Gilda se podría haber llamado Eva. Y haber sido el pecado original. Gilda es una mujer y, sabe que la carne es débil. También que la mayoría de las cosas no son para siempre. Gilda no le pertenece a nadie, ni siquiera se pertenece a ella misma. Ése es su gran drama. Se ha pasado la vida conviviendo con un extraño al que, por mucho empeño que ponga, no reconoce. Y deseando que "no nos quiten lo bailao".

Si fuese un rancho, se llamaría Tierra De Nadie. No es una femme fatale, aunque pueda parecerlo, porque aún aguarda la esperanza. Aunque ya sólo la quede la muerte. Lo de Gilda es un cóctel de redención y venganza, del que no espera salir bien. Ya ha aceptado que, la venganza es un buen motivo. Que, la redención es algo que tendrá que esperar.

Tampoco es una víctima. Gilda se ha metido en la mayoría de sus problemas ella sóla y, sabe que, debe salir de ellos sola. Sola, como siempre está. Quizás, cuando más sola está es cuando hay más gente. En realidad, el gran problema de Gilda, es su orgullo. Ése que la mete en tantos problemas y que no la ha sacado de ninguno. Ése que la convierte en afortunada en el juego. Pero, por supuesto, no en el amor.


En realidad, Gilda es uno de los personajes más complejos de la historia del cine. Pero, al mismo tiempo, no es más que un espectador de su entorno. Ése que se la descontrola. Gilda ni siquiera es un pájaro de oro. Ha vendido el oro por el doble que recibió por su alma.


Gilda, es, sobre todo real. No hay mujeres como Gilda. Ni las habrá.

miércoles, julio 29, 2009

Pretty Woman


Pretty Woman es, probablemente, la peor historia sobre sueños escrita nunca. También, una gran película. De esas que puedes ver un buen número de veces y no acabar harto porque siempre esperas que él aparezca ante Vivian y confiese que la quiere como nunca ha querido a otra y que, ella con champagne y fresas es todo lo que se puede a pedir a una persona.

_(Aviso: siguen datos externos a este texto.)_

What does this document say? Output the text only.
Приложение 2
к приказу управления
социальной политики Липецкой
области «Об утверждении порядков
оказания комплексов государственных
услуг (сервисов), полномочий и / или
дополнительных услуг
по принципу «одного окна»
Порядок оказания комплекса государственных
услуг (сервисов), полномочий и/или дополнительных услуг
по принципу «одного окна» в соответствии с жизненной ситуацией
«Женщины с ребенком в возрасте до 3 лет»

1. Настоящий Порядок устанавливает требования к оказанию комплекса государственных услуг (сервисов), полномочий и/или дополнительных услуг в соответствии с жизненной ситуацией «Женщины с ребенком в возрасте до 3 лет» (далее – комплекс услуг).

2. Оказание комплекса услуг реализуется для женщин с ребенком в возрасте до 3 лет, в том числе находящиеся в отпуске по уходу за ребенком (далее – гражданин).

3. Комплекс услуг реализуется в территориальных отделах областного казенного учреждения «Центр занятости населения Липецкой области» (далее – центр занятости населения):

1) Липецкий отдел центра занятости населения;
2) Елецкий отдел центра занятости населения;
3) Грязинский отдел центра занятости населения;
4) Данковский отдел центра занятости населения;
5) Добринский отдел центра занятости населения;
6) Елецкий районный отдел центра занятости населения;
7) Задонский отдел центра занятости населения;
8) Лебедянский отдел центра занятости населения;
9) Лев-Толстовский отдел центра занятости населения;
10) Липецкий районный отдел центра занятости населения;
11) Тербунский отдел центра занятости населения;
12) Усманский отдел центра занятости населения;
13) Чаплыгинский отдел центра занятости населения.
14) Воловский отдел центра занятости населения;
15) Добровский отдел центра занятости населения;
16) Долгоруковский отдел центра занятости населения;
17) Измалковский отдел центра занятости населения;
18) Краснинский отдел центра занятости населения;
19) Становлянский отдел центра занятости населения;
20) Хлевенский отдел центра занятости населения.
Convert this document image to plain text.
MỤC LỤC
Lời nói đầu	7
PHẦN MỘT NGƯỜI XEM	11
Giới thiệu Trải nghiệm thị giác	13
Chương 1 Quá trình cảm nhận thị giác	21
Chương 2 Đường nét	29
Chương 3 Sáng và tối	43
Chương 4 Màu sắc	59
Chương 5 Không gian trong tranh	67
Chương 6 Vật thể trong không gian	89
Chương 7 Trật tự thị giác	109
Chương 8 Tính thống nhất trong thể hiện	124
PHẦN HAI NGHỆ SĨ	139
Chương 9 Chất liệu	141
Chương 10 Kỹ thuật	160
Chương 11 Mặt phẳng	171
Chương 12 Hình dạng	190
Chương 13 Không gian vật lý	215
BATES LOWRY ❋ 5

Han llamado a la película la versión moderna de Cenicienta. Sólo que, ella ha pasado de princesa a pareja y, de maltratada cenicienta a puta de "the dream hill". Es el precio de la modernidad y de los remakes made in Hollywood. Aún así, la historia de Vivian y Edward marcó una suerte de antes y después en la historia de las comedias románticas.


Ya todo no tenía que ser tan perfecto. Ella no tenía porqué ser Doris Day y, él, podía ser un cretino, algunas veces. Además Pretty Woman marca la filosofía de la época, los 80s fueron la década de los yuppies que se hicieron ricos y de las mujeres jarrón más anchas en los hombros que en la base por obra y gracia de las hombreras. Además, en los 80s la marca clave era Cerruti y no Gucci.


Quizás lo más importante que Pretty Woman hizo no fue mostrar que las dependientas de las tiendas de lujo eran tremendamente antipáticas sino que, el dinero no puede comprarlo todo. De alguna forma, Pretty Woman decía que, a veces la vida nos da sorpresas que no nos esperamos. Y que, resultan agradables.


Uno se pasa la película sabiendo que, en el momento en el que llegue el final, no acabará de entender los mecanismos del hombre. Uno no sabe si al final todo volverá a ser igual, o cambiará drásticamente y, al fin y al cabo, todo el mundo sabe que son dos caras de la misma moneda.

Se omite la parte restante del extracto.